Rediscovering Americans: Oliver Ellsworth
- spostell
- Oct 4, 2021
- 2 min read
Written by Sam Postell, Director of the Center for Liberty and Learning
Despite being one of the most politically active Founding Fathers, Oliver Ellsworth has not come down in history as one of the most remembered founding fathers. There are a variety of reasons why Ellsworth is not remembered: first, although he contributed greatly to the debates over the Constitution he did not sign it, second, he was the third Chief Justice of the Supreme Court but the court had not begun to play a political role until later when John Marshall became Chief Justice, and third he was a compromiser.

Oliver Ellsworth was born in 1745 in Windsor, Connecticut. He attended Yale and Princeton where he studied the law and the liberal arts.
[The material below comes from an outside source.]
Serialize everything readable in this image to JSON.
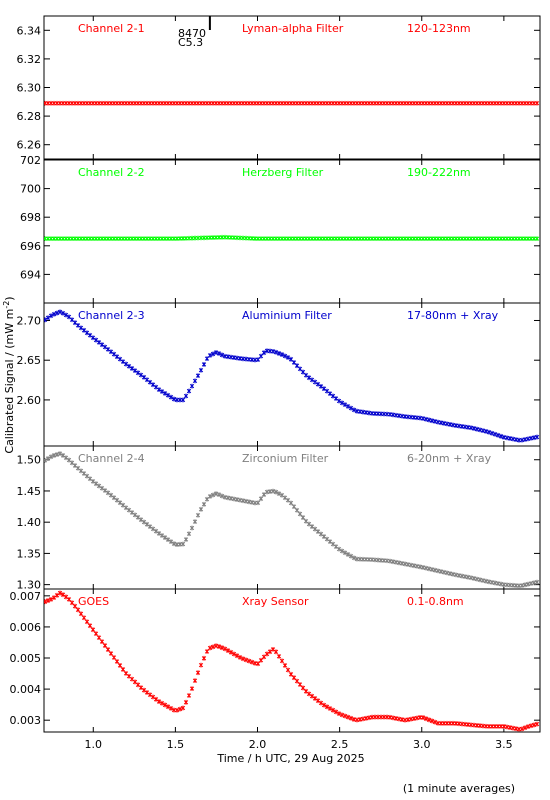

After his studies, Ellsworth became a lawyer, then a soldier in the American Revolution, and then a judge.
Ellsworth served in the Continental Congress from 1776 to 1783. In 1785 he became a Supreme Court Justice on the Connecticut Supreme Court.
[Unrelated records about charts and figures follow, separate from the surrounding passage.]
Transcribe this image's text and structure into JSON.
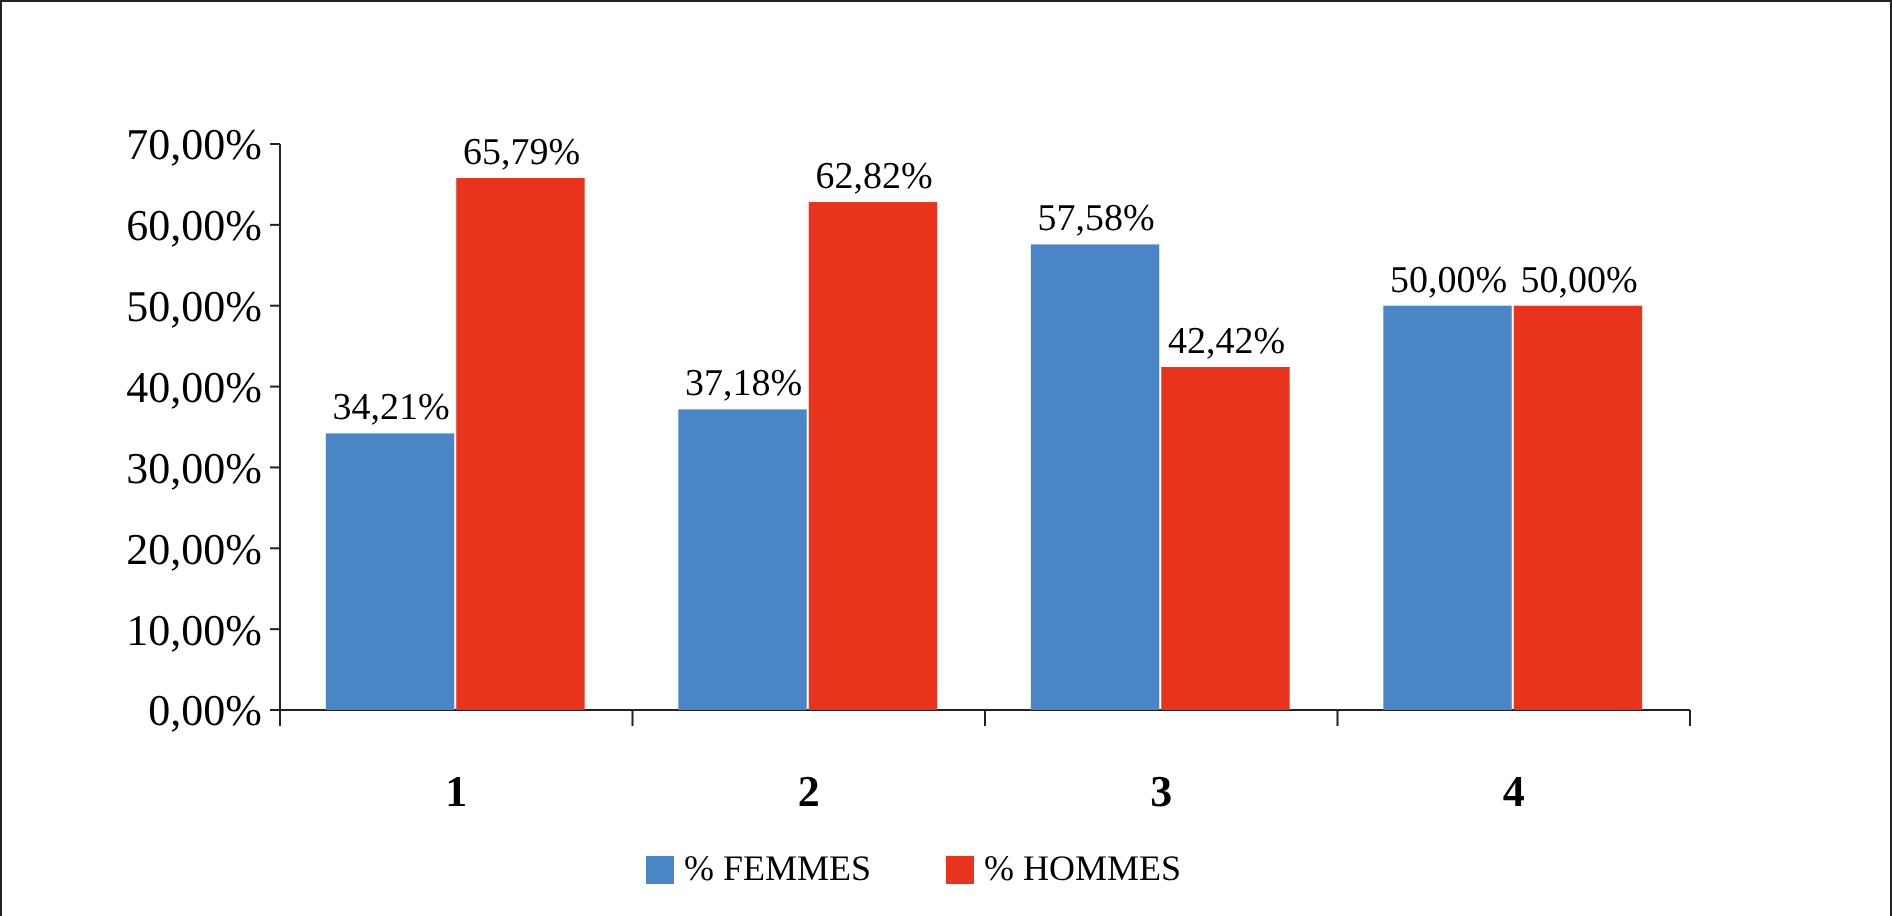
{
  "chart_data": {
    "type": "bar",
    "categories": [
      "1",
      "2",
      "3",
      "4"
    ],
    "series": [
      {
        "name": "% FEMMES",
        "color": "#4a86c5",
        "values": [
          34.21,
          37.18,
          57.58,
          50
        ],
        "value_labels": [
          "34,21%",
          "37,18%",
          "57,58%",
          "50,00%"
        ]
      },
      {
        "name": "% HOMMES",
        "color": "#e8341c",
        "values": [
          65.79,
          62.82,
          42.42,
          50
        ],
        "value_labels": [
          "65,79%",
          "62,82%",
          "42,42%",
          "50,00%"
        ]
      }
    ],
    "ylim": [
      0,
      70
    ],
    "yticks": [
      {
        "value": 0,
        "label": "0,00%"
      },
      {
        "value": 10,
        "label": "10,00%"
      },
      {
        "value": 20,
        "label": "20,00%"
      },
      {
        "value": 30,
        "label": "30,00%"
      },
      {
        "value": 40,
        "label": "40,00%"
      },
      {
        "value": 50,
        "label": "50,00%"
      },
      {
        "value": 60,
        "label": "60,00%"
      },
      {
        "value": 70,
        "label": "70,00%"
      }
    ],
    "legend": "bottom",
    "grid": false
  }
}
After the revolution, Ellsworth was selected as a delegate to the Constitutional Convention. He and Roger Sherman are credited with the passage of the Connecticut Compromise which secured equal representation in the Senate and proportional representation in the House of Representatives. Ellsworth also served on the committee of detail which refined the language of the Constitution.
During ratification when Ellsworth was asked why the delegates did not abolish slavery he said, “All good men wish the entire abolition of slavery, as soon as it can take place with safety to the public, and for the lasting good of the present wretched race of slaves. The only possible step that could be taken towards it by the convention was to fix a period after which they should not be imported.”
After the Federal Convention, when the states were asked to ratify the Constitution, Ellsworth played an instrumental role in Connecticut’s choice to ratify the Constitution. Ellsworth, like Madison and Hamilton in New York, wrote a series of essays called Letters to a Landholder which urged the people of the state to ratify the Constitution.
After the Constitution had been ratified, Connecticut appointed Ellsworth to the Senate. He was an advocate for Hamilton’s treasury plan, and he acted as majority leader during his time in the Senate. He drafted the Senate Judiciary Act of 1789. The structure of the federal judiciary was outlined in his plan, and that structure still exists today. In 1796 George Washington appointed Ellsworth to the United States Supreme Court.